Zhipu Unveils GLM-4.5V: A Visual AI Model That Identifies Fast Food
Zhipu Launches Advanced Visual AI Model GLM-4.5V
August 12, 2025 — Zhipu Technology has officially released its latest visual understanding model, GLM-4.5V, marking a significant leap in AI-driven image analysis. Built on the foundation of its text model GLM-4.5-Air, this new iteration follows the technical framework of its predecessor, GLM-4.1V-Thinking, but with enhanced capabilities.
Technical Specifications
The model boasts 106 billion parameters, with 12 billion activated parameters, making it one of the most robust visual AI systems available. A standout feature is its "thinking mode" switch, which allows users to toggle advanced reasoning functions for more flexible task handling.
Performance Highlights
In demonstrations, GLM-4.5V showcased its ability to distinguish between McDonald's and KFC fried chicken wings by analyzing appearance, color, and texture. It also excelled in image-based location guessing challenges, outperforming 99% of human participants and securing a rank of 66th in competitive benchmarks.
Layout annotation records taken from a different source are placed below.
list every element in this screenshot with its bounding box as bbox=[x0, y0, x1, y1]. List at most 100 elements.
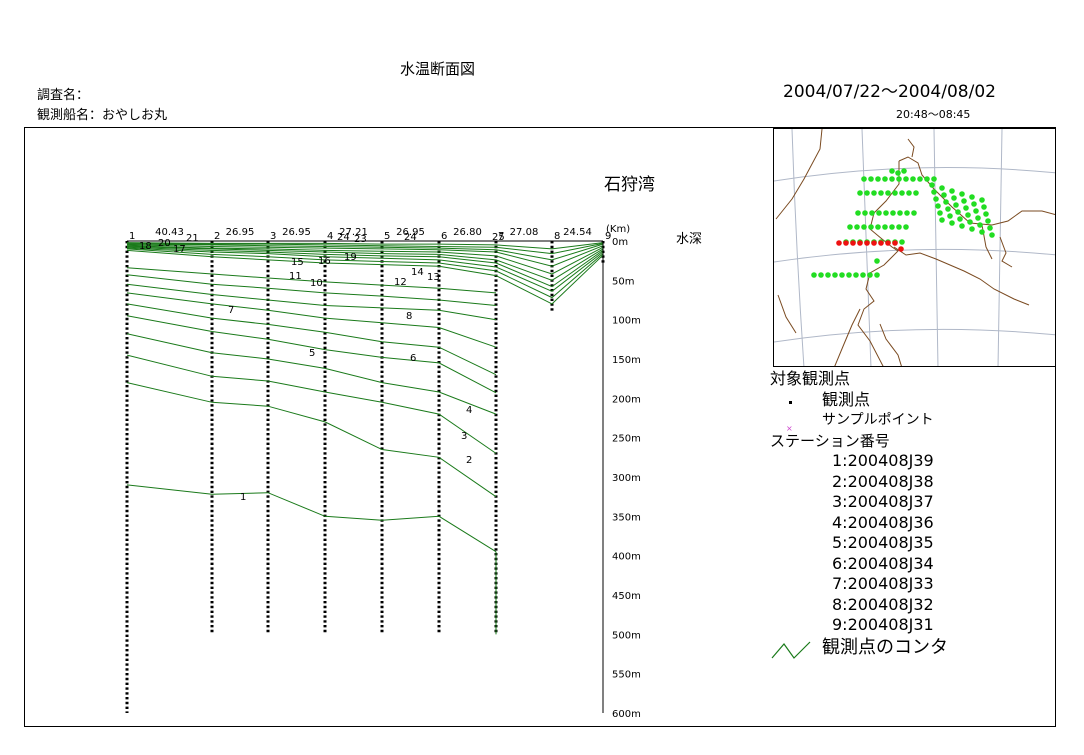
map-station-dot bbox=[975, 215, 981, 221]
legend: 対象観測点 観測点 × サンプルポイント ステーション番号 1:200408J3… bbox=[770, 369, 948, 659]
map-selected-dot bbox=[864, 240, 870, 246]
contour-label: 5 bbox=[309, 348, 315, 359]
map-station-dot bbox=[889, 224, 895, 230]
map-grid bbox=[774, 129, 1055, 366]
map-station-dot bbox=[949, 188, 955, 194]
contour-label: 24 bbox=[404, 232, 417, 243]
time-range: 20:48～08:45 bbox=[896, 108, 971, 121]
station-number-label: 3 bbox=[270, 231, 276, 242]
contour-label: 2 bbox=[466, 455, 472, 466]
map-station-dot bbox=[847, 224, 853, 230]
map-station-dot bbox=[895, 170, 901, 176]
contour-label: 21 bbox=[186, 233, 199, 244]
map-station-dot bbox=[882, 176, 888, 182]
contour-line bbox=[126, 315, 497, 394]
contour-line bbox=[126, 248, 604, 299]
obs-point-label: 観測点 bbox=[822, 389, 871, 409]
map-station-dot bbox=[967, 219, 973, 225]
map-station-dot bbox=[861, 224, 867, 230]
distance-label: 27.21 bbox=[339, 227, 368, 238]
map-station-dot bbox=[839, 272, 845, 278]
depth-tick-label: 450m bbox=[612, 591, 641, 602]
map-selected-dot bbox=[843, 240, 849, 246]
map-station-dot bbox=[857, 190, 863, 196]
contour-line bbox=[126, 274, 497, 306]
distance-label: 27.08 bbox=[510, 227, 539, 238]
distance-label: 26.95 bbox=[282, 227, 311, 238]
map-station-dot bbox=[987, 225, 993, 231]
map-station-dot bbox=[861, 176, 867, 182]
map-station-dot bbox=[943, 199, 949, 205]
map-station-dot bbox=[904, 210, 910, 216]
map-station-dot bbox=[889, 176, 895, 182]
contour-label: 16 bbox=[318, 256, 331, 267]
depth-tick-label: 0m bbox=[612, 237, 628, 248]
map-station-dot bbox=[961, 198, 967, 204]
map-station-dot bbox=[965, 212, 971, 218]
map-station-dot bbox=[869, 210, 875, 216]
contour-line bbox=[126, 242, 604, 250]
map-station-dot bbox=[896, 224, 902, 230]
map-station-dot bbox=[983, 211, 989, 217]
distance-label: 26.95 bbox=[396, 227, 425, 238]
station-number-label: 2 bbox=[214, 231, 220, 242]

Zhipu reported that the model achieved higher scores than comparable models in 42 benchmark tests, solidifying its position as a leader in visual AI.
Availability and Applications
The model is now accessible on platforms like Hugging Face, ModelScope, and GitHub, with a free-to-download FP8 quantized version. To enhance user experience, Zhipu introduced a desktop assistant application that supports real-time screenshot and screen recording for tasks such as code assistance and document interpretation.
Practical Testing Insights
During trials, GLM-4.5V demonstrated strong location inference capabilities, though minor errors were noted. Its reasoning process was described as "rich" and detailed. The model also replicated web content with high accuracy using screenshots, highlighting its potential for automation.
Future Prospects
Beyond visual understanding, GLM-4.5V shows promise in Agent application scenarios. As the technology evolves, it could revolutionize industries requiring advanced image analysis.
Key Points:
- 106 billion parameters, with 12 billion activated.
- Features a "thinking mode" switch for customizable task handling.
- Outperforms humans in image-based challenges.
- Available on open-source platforms with a free FP8 quantized version.
- Potential applications in automation and Agent-based systems.